In dealing with a butler who leaked documents about corruption inside corruption -among other issues- to a journalist, the Holy See decided to adopt what spokesman Rev. Federico Lombardi called “unprecedented transparency,” bringing the case to public trial and allowing a small number of journalists to be present.
The leaked documents revealed, for example, that when former second-highest-ranking administrator to Benedict XVI, Monsignor Carlo Maria Vigano, took office in 2009, he discovered corruption, nepotism and cronyism linked to the awarding of contracts to outside companies at inflated prices.
He took drastic steps to clean up the purchasing procedures, upsetting other Vatican officials. In one of the leaked documents, he begged not to be transferred as punishment for exposing alleged corruption in the awarding of contracts.
The result? Vigano is now in Washington as the Vatican’s U.S. ambassador.

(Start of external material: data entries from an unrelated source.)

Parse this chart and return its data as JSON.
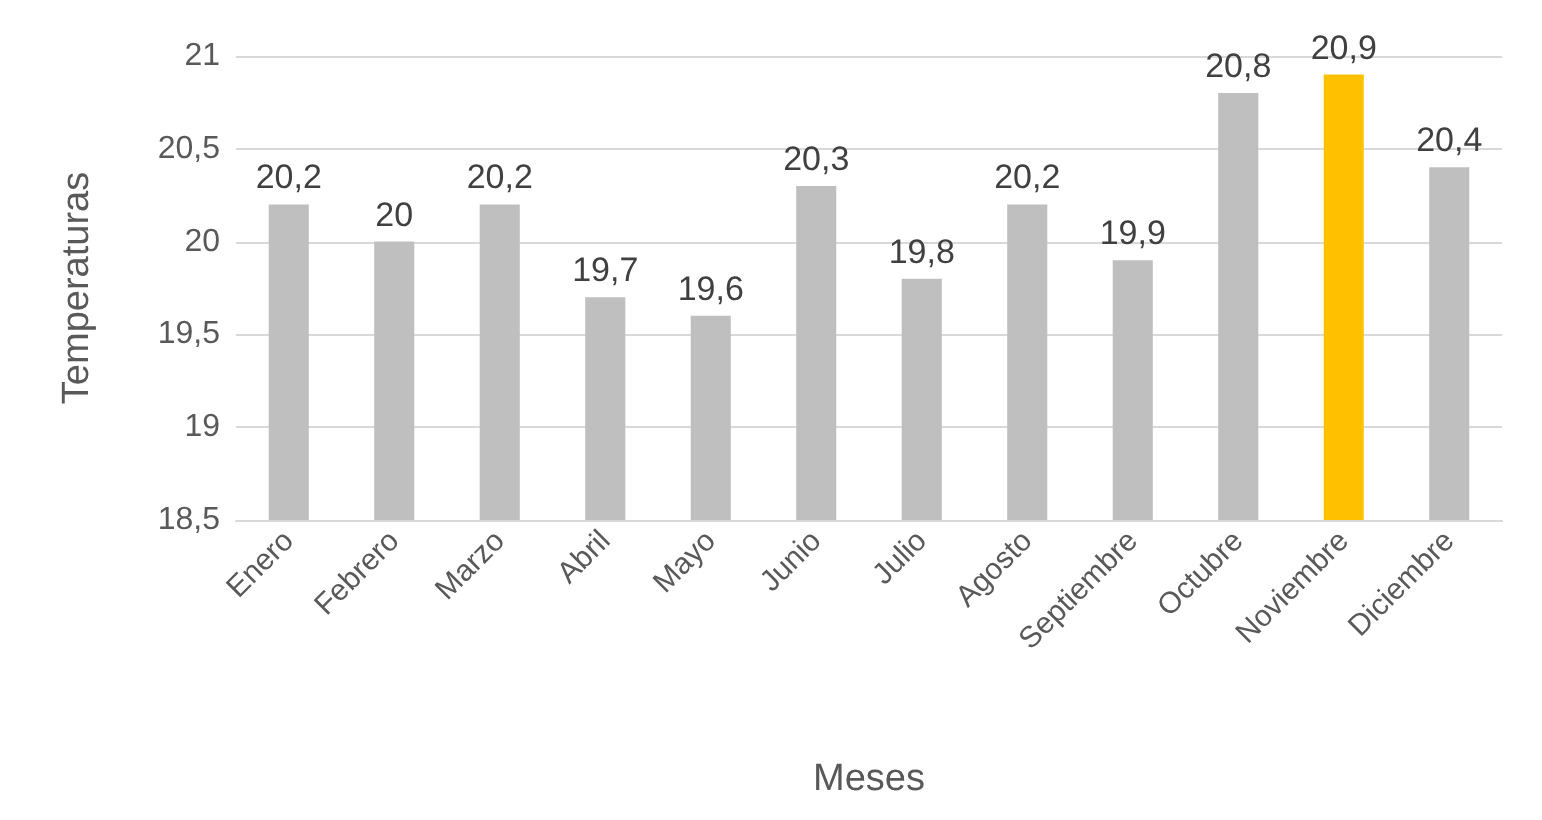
{
  "chart_data": {
    "type": "bar",
    "xlabel": "Meses",
    "ylabel": "Temperaturas",
    "categories": [
      "Enero",
      "Febrero",
      "Marzo",
      "Abril",
      "Mayo",
      "Junio",
      "Julio",
      "Agosto",
      "Septiembre",
      "Octubre",
      "Noviembre",
      "Diciembre"
    ],
    "values": [
      20.2,
      20,
      20.2,
      19.7,
      19.6,
      20.3,
      19.8,
      20.2,
      19.9,
      20.8,
      20.9,
      20.4
    ],
    "colors": [
      "#bfbfbf",
      "#bfbfbf",
      "#bfbfbf",
      "#bfbfbf",
      "#bfbfbf",
      "#bfbfbf",
      "#bfbfbf",
      "#bfbfbf",
      "#bfbfbf",
      "#bfbfbf",
      "#ffc000",
      "#bfbfbf"
    ],
    "value_labels": [
      "20,2",
      "20",
      "20,2",
      "19,7",
      "19,6",
      "20,3",
      "19,8",
      "20,2",
      "19,9",
      "20,8",
      "20,9",
      "20,4"
    ],
    "ylim": [
      18.5,
      21
    ],
    "yticks": [
      {
        "value": 18.5,
        "label": "18,5"
      },
      {
        "value": 19,
        "label": "19"
      },
      {
        "value": 19.5,
        "label": "19,5"
      },
      {
        "value": 20,
        "label": "20"
      },
      {
        "value": 20.5,
        "label": "20,5"
      },
      {
        "value": 21,
        "label": "21"
      }
    ],
    "grid": "y"
  }
}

Other documents leaked by the butler, Paolo Gabriele, related to the Vatican’s bank, famous for being regularly embroiled in scandals, including “bribery money for political parties, Mafia money-laundering and, repeatedly, anonymous accounts,” as the German magazine Der Spiegel and other media have reported.
A recent case included anonymous accounts and communications showing how Church banking officials circumvent European anti-money-laundering regulations, according to investigations by Italian authorities.

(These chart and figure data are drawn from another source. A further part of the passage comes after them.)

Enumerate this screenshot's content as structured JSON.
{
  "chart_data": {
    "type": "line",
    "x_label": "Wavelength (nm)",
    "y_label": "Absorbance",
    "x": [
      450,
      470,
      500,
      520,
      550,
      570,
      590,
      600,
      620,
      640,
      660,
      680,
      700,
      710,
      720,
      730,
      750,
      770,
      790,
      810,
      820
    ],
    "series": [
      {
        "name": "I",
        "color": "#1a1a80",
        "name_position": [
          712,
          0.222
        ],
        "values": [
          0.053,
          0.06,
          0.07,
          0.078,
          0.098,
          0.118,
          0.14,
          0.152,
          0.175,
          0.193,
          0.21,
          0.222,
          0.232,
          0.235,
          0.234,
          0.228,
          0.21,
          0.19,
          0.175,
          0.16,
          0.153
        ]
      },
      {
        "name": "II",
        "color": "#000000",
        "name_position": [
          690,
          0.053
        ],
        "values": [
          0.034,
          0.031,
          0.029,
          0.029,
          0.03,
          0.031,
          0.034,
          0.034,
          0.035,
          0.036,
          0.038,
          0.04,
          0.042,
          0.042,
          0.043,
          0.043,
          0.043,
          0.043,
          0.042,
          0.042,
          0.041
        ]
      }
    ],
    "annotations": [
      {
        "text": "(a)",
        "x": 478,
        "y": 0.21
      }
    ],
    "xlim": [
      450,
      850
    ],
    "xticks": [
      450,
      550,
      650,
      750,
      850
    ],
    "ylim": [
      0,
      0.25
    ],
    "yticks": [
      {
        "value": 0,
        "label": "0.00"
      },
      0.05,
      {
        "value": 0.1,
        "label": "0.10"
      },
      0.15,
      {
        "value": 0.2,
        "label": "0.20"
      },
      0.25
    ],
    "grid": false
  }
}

Though the Vatican’s top banking official, Ettore Gotti Tedeschi, was eventually fired, the Vatican initially reacted by expressing “full confidence” in him and later condemned the seizure of “sovereign” documents by Italian authorities.

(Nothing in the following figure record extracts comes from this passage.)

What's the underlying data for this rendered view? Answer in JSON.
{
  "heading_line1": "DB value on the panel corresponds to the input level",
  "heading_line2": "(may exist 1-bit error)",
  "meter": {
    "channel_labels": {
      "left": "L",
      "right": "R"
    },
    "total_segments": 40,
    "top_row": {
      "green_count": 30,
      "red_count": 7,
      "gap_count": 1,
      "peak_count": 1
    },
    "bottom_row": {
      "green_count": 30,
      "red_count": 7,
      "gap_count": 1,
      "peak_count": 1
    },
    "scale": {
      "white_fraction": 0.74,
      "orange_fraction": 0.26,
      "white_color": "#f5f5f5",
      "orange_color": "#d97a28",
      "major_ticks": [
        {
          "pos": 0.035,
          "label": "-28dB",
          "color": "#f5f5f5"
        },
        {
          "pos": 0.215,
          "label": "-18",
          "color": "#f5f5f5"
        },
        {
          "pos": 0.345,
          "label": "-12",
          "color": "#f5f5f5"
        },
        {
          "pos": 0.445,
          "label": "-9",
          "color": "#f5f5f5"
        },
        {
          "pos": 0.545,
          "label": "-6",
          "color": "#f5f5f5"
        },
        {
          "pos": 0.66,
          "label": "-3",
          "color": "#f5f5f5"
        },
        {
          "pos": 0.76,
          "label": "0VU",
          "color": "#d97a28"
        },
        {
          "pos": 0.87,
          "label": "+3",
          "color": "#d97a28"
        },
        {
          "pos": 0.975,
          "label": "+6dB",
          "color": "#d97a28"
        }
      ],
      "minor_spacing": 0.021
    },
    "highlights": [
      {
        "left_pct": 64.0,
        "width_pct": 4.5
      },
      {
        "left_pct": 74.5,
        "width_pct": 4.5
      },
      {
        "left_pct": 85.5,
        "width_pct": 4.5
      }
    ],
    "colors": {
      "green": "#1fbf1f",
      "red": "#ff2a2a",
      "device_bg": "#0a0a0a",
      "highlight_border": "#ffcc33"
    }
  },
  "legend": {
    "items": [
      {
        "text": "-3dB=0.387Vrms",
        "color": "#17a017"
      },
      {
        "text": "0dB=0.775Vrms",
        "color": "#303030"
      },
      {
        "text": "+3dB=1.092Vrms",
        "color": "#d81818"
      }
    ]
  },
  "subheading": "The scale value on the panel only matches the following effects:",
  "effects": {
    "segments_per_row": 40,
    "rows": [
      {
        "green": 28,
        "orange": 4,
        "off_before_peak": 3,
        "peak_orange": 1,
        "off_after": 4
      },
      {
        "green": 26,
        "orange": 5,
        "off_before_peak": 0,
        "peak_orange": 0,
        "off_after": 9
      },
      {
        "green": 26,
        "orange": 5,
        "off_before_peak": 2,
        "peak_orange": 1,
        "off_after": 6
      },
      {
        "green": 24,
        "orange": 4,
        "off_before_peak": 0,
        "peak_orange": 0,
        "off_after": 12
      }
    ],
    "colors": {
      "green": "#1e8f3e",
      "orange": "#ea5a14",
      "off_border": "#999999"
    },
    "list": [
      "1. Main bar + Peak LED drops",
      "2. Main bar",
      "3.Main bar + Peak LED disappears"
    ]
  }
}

So, on one side of the balance, we have reportedly inflated-price contracts and church officials allegedly using anonymous bank accounts and violating anti-money-laundering regulations. On the other side, we have a whistle-blower seeking to expose corruption in the Vatican.
Which “problem” requires punishment and to be made an example of -to deter recurrences- ultimately depends on one’s standing on these issues. The Vatican chose to throw “unprecedented transparency” on the whistle-blower. It also chose to send Vigano away and to aggressively criticize the Italian authorities’ investigation, making it very clear where the church stands on corruption issues.
In that, at least, the Vatican choices are certainly transparent.